I think what happens when you give up on the pro-choice argument [is that] you have to open your heart, and some of this other stuff gets in there, too. Once I gave in, it just opened the door for all sorts of other graces to come in. I went from being pro-choice to pro-life, moved toward the Catholic Church, and changed my major from pre-med to philosophy. I was trying to find God's will for me without even knowing that's what I was doing.

And of course, Susan B. Anthony fought for women’s rights but was entirely opposed to abortion. I asked Dannenfelser why she named her organization after the famous suffragette:

She understood the rights of women and she also affirmed the rights of unborn children. There was no word "abortion" then, but she was firmly against it. She called it child murder, and said that it would burden a woman's conscience for life and burden her soul in the grave. She understood that you couldn't build human rights on the broken rights of other people.

Susan B. Anthony has also made news lately as the subject of a “Saturday Night Live” skit. A group of modern young women who’ve just toured her homestead in Rochester, New York magically conjure up the pioneering feminist who appears in their midst. When they’re finished fawning over her and preparing to leave, the skit ends with Susan B. Anthony admonishing them with the words, “Abortion is murder!”

Kathryn Jean Lopez writes about the significance of the skit at National Review Online.

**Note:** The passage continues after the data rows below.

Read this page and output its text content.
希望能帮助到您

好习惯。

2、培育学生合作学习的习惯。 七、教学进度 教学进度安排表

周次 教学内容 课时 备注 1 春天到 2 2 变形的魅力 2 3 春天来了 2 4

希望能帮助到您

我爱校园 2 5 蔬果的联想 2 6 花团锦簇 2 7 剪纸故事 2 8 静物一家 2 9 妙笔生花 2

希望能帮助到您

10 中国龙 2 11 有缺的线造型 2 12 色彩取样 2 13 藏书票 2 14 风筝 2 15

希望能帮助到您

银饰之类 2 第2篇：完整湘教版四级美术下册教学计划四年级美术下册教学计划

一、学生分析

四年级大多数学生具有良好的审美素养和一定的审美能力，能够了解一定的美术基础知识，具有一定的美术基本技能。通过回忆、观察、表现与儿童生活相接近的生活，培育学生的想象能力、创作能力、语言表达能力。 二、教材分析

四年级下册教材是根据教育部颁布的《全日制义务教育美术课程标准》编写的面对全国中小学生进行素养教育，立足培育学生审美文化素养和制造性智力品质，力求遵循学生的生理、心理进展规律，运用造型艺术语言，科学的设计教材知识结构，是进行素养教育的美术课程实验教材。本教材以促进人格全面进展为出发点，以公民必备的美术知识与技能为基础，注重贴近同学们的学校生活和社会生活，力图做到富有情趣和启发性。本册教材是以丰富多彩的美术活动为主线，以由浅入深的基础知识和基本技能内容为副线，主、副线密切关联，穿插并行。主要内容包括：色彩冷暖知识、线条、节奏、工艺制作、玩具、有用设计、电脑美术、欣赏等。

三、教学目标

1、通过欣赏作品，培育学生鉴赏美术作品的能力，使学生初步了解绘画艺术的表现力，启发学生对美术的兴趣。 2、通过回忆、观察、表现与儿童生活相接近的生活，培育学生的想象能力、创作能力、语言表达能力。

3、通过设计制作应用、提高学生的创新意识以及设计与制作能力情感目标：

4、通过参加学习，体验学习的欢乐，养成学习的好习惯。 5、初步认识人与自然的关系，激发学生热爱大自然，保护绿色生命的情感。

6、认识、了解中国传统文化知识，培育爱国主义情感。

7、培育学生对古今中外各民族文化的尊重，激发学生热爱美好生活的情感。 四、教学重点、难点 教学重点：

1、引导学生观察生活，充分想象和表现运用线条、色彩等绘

She quotes Jeanne Mancini, president of the March for Life Foundation:

Given the many conflicting messages these days about what it means to be a woman, to be a feminist, I appreciated the skit and its humorous poke at a sound-bite culture that is lacking a deeper understanding of the inherent dignity and vocation of woman... I appreciated that the skit depicted Susan B. Anthony’s stance on respecting and protecting life from conception.

Let’s hope that real young women get that message, too.